Tumour‐macrophage crosstalk initiated by NFIC/METTL3 negative feedback loop via exosomal miR‐194‐5p promotes NSCLC progression
Shu Fang, Mingyue Hao, Han Meng, Yuhang Jiang, Qiwen Li, Jiao Liang, Xiaolu He, Yi Hu, Linling Zhou, Qianrun Wang, Qiyuan Zhuo, Ji Wu, Kesong ShiAbstract
Background
The interplay between tumour cells and tumour‐associated macrophages (TAMs) within the tumour microenvironment is crucial for the progression of non‐small cell lung cancer (NSCLC). The underlying mechanisms involving RNA modification and exosomal communication remain incompletely understood.
Methods
Multiplex immunofluorescence and flow cytometry were performed to evaluate M2 macrophage polarization. Exosomes were isolated by ultracentrifugation and validated by transmission electron microscopy, nanoparticle tracking analysis, and exosomal marker blots. To investigate the molecular mechanism, methylated RNA immunoprecipitation (MeRIP)‐qPCR and dual‐luciferase reporter assays were used to validate m 6 A modification sites on NFIC and miR‐194‐5p; RNA immunoprecipitation (RIP) confirmed the interaction between ZNF106 and interleukin‐6 (IL‐6) mRNA; chromatin immunoprecipitation (ChIP) was employed to detect STAT3 binding to the METTL3 promoter. The in vivo function of the identified feedback loop was assessed using an orthotopic xenograft mouse model of NSCLC.
Results
A negative feedback loop between METTL3 and NFIC was demonstrated in NSCLC cells.
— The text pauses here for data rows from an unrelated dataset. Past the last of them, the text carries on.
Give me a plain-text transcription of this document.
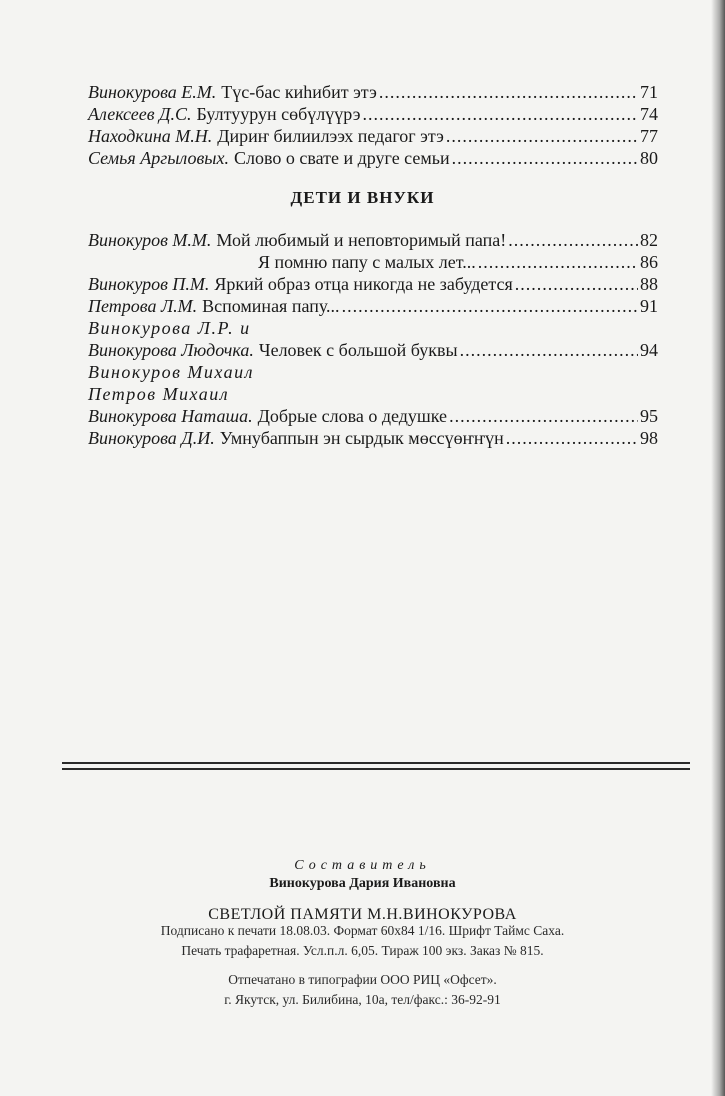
Винокурова Е.М. Түс-бас киһибит этэ .....	71
Алексеев Д.С. Бултуурун сөбүлүүрэ .....	74
Находкина М.Н. Дириҥ билиилээх педагог этэ .....	77
Семья Аргыловых. Слово о свате и друге семьи .....	80
ДЕТИ И ВНУКИ
Винокуров М.М. Мой любимый и неповторимый папа! .....	82
Я помню папу с малых лет... .....	86
Винокуров П.М. Яркий образ отца никогда не забудется .....	88
Петрова Л.М. Вспоминая папу... .....	91
Винокурова Л.Р. и
Винокурова Людочка. Человек с большой буквы .....	94
Винокуров Михаил
Петров Михаил
Винокурова Наташа. Добрые слова о дедушке .....	95
Винокурова Д.И. Умнубаппын эн сырдык мөссүөҥҥүн .....	98
Составитель
Винокурова Дария Ивановна
СВЕТЛОЙ ПАМЯТИ М.Н.ВИНОКУРОВА
Подписано к печати 18.08.03. Формат 60х84 1/16. Шрифт Таймс Саха.
Печать трафаретная. Усл.п.л. 6,05. Тираж 100 экз. Заказ № 815.
Отпечатано в типографии ООО РИЦ «Офсет».
г. Якутск, ул. Билибина, 10а, тел/факс.: 36-92-91
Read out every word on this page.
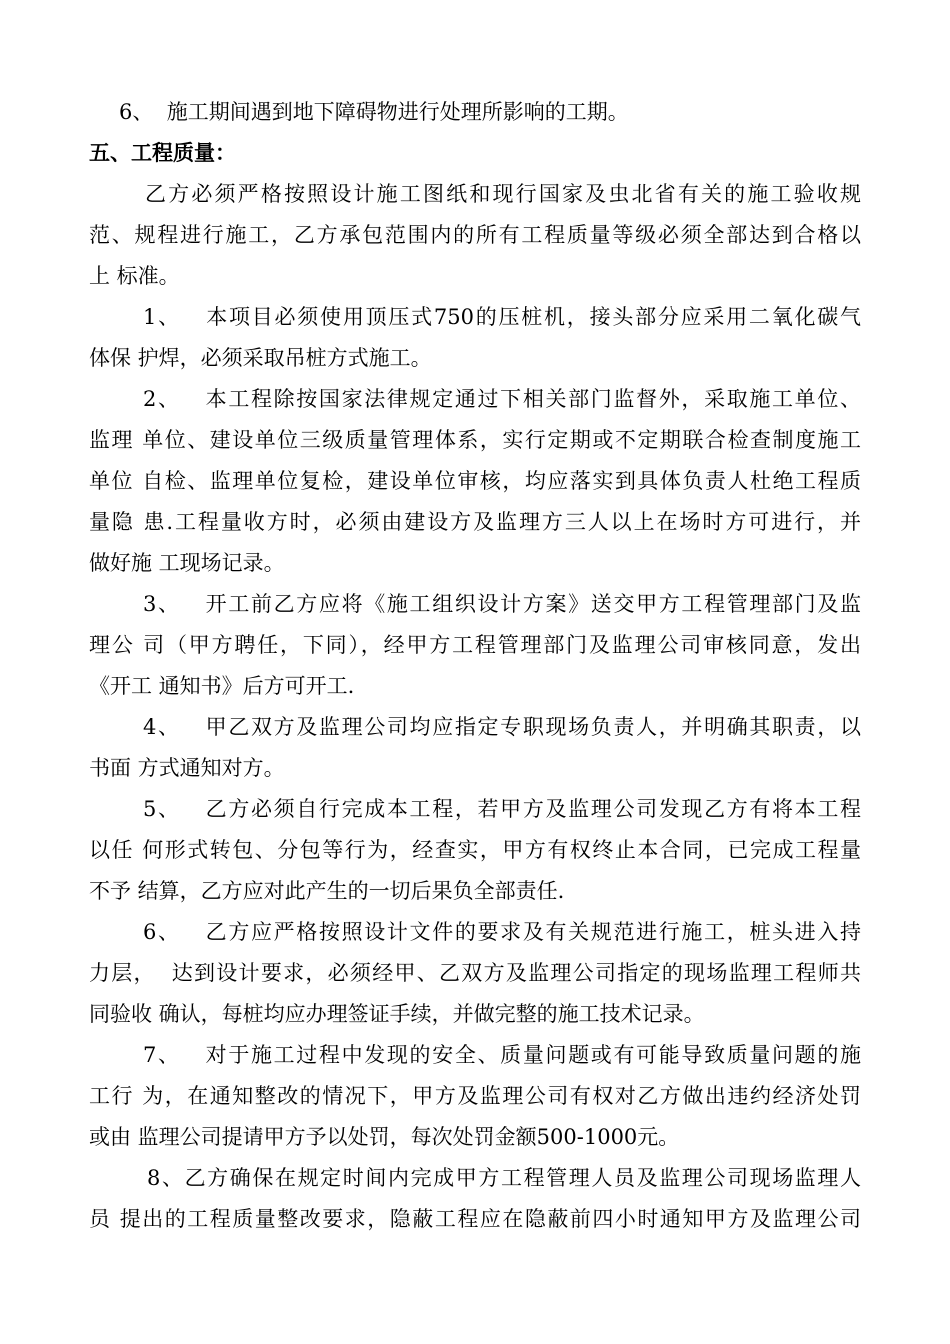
6、  施工期间遇到地下障碍物进行处理所影响的工期。
五、工程质量：
乙方必须严格按照设计施工图纸和现行国家及虫北省有关的施工验收规
范、规程进行施工，乙方承包范围内的所有工程质量等级必须全部达到合格以
上 标准。
1、   本项目必须使用顶压式750的压桩机，接头部分应采用二氧化碳气
体保 护焊，必须采取吊桩方式施工。
2、   本工程除按国家法律规定通过下相关部门监督外，采取施工单位、
监理 单位、建设单位三级质量管理体系，实行定期或不定期联合检查制度施工
单位 自检、监理单位复检，建设单位审核，均应落实到具体负责人杜绝工程质
量隐 患.工程量收方时，必须由建设方及监理方三人以上在场时方可进行，并
做好施 工现场记录。
3、   开工前乙方应将《施工组织设计方案》送交甲方工程管理部门及监
理公 司（甲方聘任，下同），经甲方工程管理部门及监理公司审核同意，发出
《开工 通知书》后方可开工.
4、   甲乙双方及监理公司均应指定专职现场负责人，并明确其职责，以
书面 方式通知对方。
5、   乙方必须自行完成本工程，若甲方及监理公司发现乙方有将本工程
以任 何形式转包、分包等行为，经查实，甲方有权终止本合同，已完成工程量
不予 结算，乙方应对此产生的一切后果负全部责任.
6、   乙方应严格按照设计文件的要求及有关规范进行施工，桩头进入持
力层，  达到设计要求，必须经甲、乙双方及监理公司指定的现场监理工程师共
同验收 确认，每桩均应办理签证手续，并做完整的施工技术记录。
7、   对于施工过程中发现的安全、质量问题或有可能导致质量问题的施
工行 为，在通知整改的情况下，甲方及监理公司有权对乙方做出违约经济处罚
或由 监理公司提请甲方予以处罚，每次处罚金额500-1000元。
8、乙方确保在规定时间内完成甲方工程管理人员及监理公司现场监理人
员 提出的工程质量整改要求，隐蔽工程应在隐蔽前四小时通知甲方及监理公司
METTL3 suppressed miR‐194‐5p expression and its loading into exosomes through m 6 A methylation. NSCLC‐derived exosomal miR‐194‐5p was internalized by macrophages and directly targeted ZNF106, thereby inhibiting M2 polarization. In macrophages, ZNF106 stabilized IL‐6 mRNA and promoted exosomal IL‐6 secretion, thereby activating the JAK2/STAT3 pathway and upregulating METTL3. This IL‐6‐driven METTL3 upregulation formed a positive feedback loop that sustains M2 polarization and tumour progression. In vivo disruption of this loop reduced tumour growth and metastasis.
Conclusions
These findings establish a closed regulatory circuit initiated by an NFIC/METTL3 negative feedback loop. In this circuit, METTL3‐mediated m 6 A modification of exosomal miR‐194‐5p in NSCLC cells derepresses ZNF106 expression in macrophages, leading to IL‐6 production that activates the JAK2/STAT3 pathway and upregulates METTL3 in tumour cells, thereby perpetuating M2 polarization and malignant progression. This circuitry offers potential nodes for therapeutic intervention in NSCLC.
Key points
NFIC/METTL3 negative feedback loop in NSCLC cells suppresses exosomal miR‐194‐5p via m6A methylation; reduced miR‐194‐5p deepresses ZNF106 in macrophages, promoting M2 polarization and IL‐6 secretion; Macrophage‐derived IL‐6 activates JAK2/STAT3 in NSCLC cells to upregulate METTL3, forming a positive feedback loop.